When tested on 60 patients, Theranos’s finger-prick technology also rejected samples 2.2% of the time, compared to virtually never in other services, according to the study by researchers at the Icahn School of Medicine at Mount Sinai in New York, published Monday in the Journal of Clinical Investigation. The patients were tested on 22 measures, including for cholesterol.

Theranos’s results were outside of the normal range more often than its peers, at 12.2% compared to 8.3% for LabCorp and 7.5% for Quest, according to the study. Still, when comparing test data between services, Theranos’s mostly agree with other services, with the exception of cholesterol measures, which were consistently low, the researchers wrote.
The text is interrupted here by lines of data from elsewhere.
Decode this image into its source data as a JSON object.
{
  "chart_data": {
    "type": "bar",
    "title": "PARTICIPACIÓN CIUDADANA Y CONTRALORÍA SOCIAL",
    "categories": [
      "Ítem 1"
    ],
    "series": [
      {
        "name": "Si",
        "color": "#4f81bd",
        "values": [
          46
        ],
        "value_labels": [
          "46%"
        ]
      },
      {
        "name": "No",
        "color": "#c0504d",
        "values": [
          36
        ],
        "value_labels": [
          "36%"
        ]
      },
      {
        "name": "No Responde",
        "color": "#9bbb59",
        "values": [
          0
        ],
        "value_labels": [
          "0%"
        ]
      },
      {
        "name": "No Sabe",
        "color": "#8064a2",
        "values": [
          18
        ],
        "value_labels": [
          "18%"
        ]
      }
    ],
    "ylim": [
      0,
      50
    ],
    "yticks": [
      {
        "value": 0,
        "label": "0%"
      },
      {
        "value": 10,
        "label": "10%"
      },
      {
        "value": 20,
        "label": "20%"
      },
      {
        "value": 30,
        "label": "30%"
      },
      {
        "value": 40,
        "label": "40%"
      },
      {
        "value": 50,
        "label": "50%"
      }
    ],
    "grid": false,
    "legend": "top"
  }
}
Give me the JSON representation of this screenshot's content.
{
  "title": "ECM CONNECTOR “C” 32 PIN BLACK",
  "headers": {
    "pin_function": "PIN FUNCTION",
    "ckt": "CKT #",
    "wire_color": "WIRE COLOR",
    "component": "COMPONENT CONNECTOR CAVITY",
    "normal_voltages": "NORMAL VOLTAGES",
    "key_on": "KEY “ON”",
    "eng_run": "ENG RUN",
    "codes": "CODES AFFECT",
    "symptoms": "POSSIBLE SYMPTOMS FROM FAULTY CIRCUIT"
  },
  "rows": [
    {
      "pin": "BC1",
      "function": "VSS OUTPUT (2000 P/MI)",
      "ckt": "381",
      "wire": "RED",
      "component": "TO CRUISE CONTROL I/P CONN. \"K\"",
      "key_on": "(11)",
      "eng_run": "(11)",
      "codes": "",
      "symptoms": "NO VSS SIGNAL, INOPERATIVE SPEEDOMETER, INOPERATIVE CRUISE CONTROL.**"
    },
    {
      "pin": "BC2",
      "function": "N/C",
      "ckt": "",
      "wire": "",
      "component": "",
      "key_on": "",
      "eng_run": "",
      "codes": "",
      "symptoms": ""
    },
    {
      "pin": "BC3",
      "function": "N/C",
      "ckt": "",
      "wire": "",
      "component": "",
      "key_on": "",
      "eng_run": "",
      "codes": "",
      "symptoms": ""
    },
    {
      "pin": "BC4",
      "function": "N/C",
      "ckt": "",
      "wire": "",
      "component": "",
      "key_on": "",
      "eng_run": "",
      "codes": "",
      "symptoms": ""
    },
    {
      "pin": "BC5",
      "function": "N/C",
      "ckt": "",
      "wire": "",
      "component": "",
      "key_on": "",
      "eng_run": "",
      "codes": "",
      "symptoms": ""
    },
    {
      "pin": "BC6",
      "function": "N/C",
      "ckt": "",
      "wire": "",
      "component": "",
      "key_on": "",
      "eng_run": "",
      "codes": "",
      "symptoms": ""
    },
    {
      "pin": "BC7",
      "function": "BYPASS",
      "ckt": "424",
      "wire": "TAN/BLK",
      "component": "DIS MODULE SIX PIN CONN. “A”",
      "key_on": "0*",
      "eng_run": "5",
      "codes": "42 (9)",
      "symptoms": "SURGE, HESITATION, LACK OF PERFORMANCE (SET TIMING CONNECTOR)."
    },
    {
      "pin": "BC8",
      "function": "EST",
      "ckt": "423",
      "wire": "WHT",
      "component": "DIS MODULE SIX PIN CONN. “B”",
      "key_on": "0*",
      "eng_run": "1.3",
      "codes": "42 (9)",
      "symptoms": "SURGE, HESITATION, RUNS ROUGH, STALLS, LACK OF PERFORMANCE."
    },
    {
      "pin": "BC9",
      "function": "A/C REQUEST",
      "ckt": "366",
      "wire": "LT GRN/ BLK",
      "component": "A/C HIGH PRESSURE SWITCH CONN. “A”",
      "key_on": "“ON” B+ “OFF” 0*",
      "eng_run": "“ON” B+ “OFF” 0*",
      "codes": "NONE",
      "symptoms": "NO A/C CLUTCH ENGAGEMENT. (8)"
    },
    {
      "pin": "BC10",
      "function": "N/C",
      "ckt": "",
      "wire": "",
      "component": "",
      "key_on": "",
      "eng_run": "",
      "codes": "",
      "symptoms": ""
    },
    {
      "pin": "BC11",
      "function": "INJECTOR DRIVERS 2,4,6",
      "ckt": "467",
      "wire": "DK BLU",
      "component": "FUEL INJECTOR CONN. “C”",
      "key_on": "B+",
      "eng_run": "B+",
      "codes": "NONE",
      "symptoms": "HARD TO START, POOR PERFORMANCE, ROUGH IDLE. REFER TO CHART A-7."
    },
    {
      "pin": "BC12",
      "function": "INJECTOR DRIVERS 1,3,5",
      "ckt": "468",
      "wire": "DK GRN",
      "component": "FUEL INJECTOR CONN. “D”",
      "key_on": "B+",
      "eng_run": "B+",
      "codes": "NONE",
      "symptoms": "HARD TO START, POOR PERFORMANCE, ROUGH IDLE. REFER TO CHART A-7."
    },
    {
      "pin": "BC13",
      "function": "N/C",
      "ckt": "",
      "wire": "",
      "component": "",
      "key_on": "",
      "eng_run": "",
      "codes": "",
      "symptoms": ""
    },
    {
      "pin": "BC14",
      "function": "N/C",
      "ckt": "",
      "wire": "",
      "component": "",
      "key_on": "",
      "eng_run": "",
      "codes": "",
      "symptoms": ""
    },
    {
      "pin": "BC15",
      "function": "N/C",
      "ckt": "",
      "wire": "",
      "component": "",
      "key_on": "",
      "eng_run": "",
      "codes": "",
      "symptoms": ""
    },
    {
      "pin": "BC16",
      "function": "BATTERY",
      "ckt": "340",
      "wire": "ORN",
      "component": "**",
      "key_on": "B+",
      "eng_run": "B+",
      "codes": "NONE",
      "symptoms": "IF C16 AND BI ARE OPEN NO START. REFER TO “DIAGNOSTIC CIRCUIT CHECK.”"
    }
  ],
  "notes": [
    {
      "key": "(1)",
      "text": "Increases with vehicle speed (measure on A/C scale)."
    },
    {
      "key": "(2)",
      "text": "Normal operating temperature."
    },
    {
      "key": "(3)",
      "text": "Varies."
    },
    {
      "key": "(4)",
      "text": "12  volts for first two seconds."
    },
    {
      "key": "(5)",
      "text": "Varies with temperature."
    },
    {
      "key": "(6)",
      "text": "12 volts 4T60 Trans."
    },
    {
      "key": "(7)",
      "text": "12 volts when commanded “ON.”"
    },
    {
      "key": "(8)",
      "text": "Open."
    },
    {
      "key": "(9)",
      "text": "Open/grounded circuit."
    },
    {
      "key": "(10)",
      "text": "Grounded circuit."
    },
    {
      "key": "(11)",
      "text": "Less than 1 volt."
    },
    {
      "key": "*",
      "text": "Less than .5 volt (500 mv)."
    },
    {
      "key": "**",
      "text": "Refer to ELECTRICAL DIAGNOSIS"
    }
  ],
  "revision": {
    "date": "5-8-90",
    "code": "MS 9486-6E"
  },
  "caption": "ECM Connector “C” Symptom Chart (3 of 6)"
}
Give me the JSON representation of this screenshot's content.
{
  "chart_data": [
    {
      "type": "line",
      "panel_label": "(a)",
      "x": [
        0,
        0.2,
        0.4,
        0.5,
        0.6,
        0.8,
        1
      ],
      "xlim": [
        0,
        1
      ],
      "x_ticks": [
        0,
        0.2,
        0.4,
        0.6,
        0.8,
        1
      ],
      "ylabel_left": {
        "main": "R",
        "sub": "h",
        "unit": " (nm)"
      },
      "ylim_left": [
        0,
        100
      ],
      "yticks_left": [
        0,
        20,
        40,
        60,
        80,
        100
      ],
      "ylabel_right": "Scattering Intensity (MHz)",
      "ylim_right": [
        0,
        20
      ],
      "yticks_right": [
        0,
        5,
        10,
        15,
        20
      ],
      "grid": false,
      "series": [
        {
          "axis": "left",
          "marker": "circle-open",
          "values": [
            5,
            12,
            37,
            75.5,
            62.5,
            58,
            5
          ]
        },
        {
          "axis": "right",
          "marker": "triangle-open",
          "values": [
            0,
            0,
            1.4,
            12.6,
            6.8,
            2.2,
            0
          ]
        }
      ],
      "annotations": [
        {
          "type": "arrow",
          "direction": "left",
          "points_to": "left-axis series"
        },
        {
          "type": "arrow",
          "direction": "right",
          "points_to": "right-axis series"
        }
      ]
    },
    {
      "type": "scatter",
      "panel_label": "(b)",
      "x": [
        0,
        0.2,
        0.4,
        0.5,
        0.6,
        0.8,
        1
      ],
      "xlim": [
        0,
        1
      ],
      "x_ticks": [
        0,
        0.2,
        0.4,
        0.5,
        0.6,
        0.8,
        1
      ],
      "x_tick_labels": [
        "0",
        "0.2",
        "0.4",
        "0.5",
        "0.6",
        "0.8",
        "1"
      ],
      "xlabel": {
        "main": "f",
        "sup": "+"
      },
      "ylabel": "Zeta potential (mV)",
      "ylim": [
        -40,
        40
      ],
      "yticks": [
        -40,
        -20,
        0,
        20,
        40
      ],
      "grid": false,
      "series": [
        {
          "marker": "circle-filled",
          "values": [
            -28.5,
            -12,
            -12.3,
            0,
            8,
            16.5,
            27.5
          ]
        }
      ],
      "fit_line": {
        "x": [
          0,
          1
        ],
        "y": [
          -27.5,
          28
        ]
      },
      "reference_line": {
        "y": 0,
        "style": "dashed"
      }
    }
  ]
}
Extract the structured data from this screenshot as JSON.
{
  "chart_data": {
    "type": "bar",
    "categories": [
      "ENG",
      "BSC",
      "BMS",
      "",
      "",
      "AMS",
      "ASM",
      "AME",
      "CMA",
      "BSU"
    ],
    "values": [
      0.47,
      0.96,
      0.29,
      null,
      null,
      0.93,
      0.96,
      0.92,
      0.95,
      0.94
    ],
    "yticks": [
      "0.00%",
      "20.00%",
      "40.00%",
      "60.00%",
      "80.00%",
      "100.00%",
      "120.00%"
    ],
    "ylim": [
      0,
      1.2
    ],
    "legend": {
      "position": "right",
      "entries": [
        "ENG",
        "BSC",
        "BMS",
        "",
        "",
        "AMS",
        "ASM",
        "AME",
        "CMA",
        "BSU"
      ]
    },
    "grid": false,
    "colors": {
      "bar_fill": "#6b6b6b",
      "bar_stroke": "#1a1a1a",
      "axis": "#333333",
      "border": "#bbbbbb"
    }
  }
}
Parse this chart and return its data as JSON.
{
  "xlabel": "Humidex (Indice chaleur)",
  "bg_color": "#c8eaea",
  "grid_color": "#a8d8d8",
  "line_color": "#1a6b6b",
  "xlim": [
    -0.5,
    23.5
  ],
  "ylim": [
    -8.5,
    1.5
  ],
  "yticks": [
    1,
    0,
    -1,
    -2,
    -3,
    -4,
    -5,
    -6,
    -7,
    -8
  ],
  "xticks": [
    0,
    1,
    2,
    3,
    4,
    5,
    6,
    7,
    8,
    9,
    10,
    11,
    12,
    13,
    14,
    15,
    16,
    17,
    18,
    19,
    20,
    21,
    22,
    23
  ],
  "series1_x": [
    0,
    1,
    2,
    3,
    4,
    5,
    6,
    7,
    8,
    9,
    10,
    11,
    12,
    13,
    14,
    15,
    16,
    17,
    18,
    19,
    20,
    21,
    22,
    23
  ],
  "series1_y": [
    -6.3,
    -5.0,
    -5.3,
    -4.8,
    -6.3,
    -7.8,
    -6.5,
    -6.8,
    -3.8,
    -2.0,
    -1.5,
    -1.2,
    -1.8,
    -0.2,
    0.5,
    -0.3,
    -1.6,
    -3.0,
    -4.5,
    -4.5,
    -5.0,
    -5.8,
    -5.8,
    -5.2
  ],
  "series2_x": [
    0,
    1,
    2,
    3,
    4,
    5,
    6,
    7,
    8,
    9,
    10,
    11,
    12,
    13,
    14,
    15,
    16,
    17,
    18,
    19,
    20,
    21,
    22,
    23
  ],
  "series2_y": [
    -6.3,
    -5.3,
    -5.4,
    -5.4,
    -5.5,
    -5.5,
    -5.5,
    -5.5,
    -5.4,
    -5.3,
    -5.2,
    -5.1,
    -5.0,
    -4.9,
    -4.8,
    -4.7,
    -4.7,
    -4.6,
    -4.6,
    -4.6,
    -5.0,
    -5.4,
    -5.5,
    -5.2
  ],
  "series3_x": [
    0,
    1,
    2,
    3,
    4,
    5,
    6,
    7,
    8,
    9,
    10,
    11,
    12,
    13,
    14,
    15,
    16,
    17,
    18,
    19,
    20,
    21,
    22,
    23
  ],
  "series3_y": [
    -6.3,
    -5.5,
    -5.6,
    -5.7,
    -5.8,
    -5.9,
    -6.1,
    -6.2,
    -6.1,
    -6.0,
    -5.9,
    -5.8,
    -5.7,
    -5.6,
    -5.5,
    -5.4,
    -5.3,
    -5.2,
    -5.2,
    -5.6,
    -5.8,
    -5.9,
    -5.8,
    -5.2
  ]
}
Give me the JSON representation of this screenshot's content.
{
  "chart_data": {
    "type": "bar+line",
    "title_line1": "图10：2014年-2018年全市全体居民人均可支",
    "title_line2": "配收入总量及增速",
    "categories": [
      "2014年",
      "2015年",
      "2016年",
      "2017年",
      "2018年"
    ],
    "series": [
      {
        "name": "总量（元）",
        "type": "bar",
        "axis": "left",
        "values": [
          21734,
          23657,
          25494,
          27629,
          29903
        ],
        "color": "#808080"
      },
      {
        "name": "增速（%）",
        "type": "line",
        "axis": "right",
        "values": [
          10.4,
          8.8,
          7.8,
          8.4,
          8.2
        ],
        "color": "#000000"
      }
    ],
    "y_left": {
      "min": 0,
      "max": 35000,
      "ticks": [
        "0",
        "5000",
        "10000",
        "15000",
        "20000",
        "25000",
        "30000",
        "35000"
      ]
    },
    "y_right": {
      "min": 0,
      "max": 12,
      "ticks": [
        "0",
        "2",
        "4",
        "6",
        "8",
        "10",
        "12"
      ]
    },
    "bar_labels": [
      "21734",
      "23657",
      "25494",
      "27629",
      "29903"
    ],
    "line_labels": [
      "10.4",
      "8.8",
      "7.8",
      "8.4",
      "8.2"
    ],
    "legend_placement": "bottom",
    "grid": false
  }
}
Theranos has “significant concerns regarding the study’s methods and conclusions,” the startup’s lab directors wrote in a letter to the Journal. The rejection rate isn’t reliable because collecting finger samples after drawing blood from a person’s veins can skew the results, Daniel Young, Theranos’s lab director in Arizona, said in a telephone interview.

The study will add to the scrutiny on closely held Theranos, founded by entrepreneur Elizabeth Holmes, which has been under fire in recent months as critics have questioned the accuracy of its technology. The company has struggled to regain credibility ever since the Wall Street Journal first published a series of articles questioning its tests.

Drops of Blood

The Palo Alto, California-based company has been valued in private investments at about $9 billion after promising a technology capable of performing lab tests more cheaply than rivals, in many cases using just drops of blood from a patient’s finger. In October, Theranos said it’s using its proprietary nanotainer collection-tube technology in only one of about 200 tests offered while waiting for its tests to be cleared by the U.S. Food and Drug Administration.

In the study, which was done in July, 14 blood samples were collected from the patients within a 6.5 hour window, including from two separate Theranos retail outlets in Phoenix, Arizona, and test facilities for LabCorp and Quest.

Theranos is still working on publishing its own data, and will have something “in the coming months,” according to spokeswoman Brooke Buchanan. The startup has held research round tables with top experts over the last three months, she said.

Holmes previously said that Theranos had asked the Cleveland Clinic, a prominent research hospital, to run a study comparing its technology to traditional blood draws. As of Jan. 27, the Cleveland Clinic had not started the study.  Eileen Sheil, a spokeswoman for Cleveland Clinic, didn’t immediately respond to a request for an update on the study, and Buchanan declined to comment in detail on any independent studies.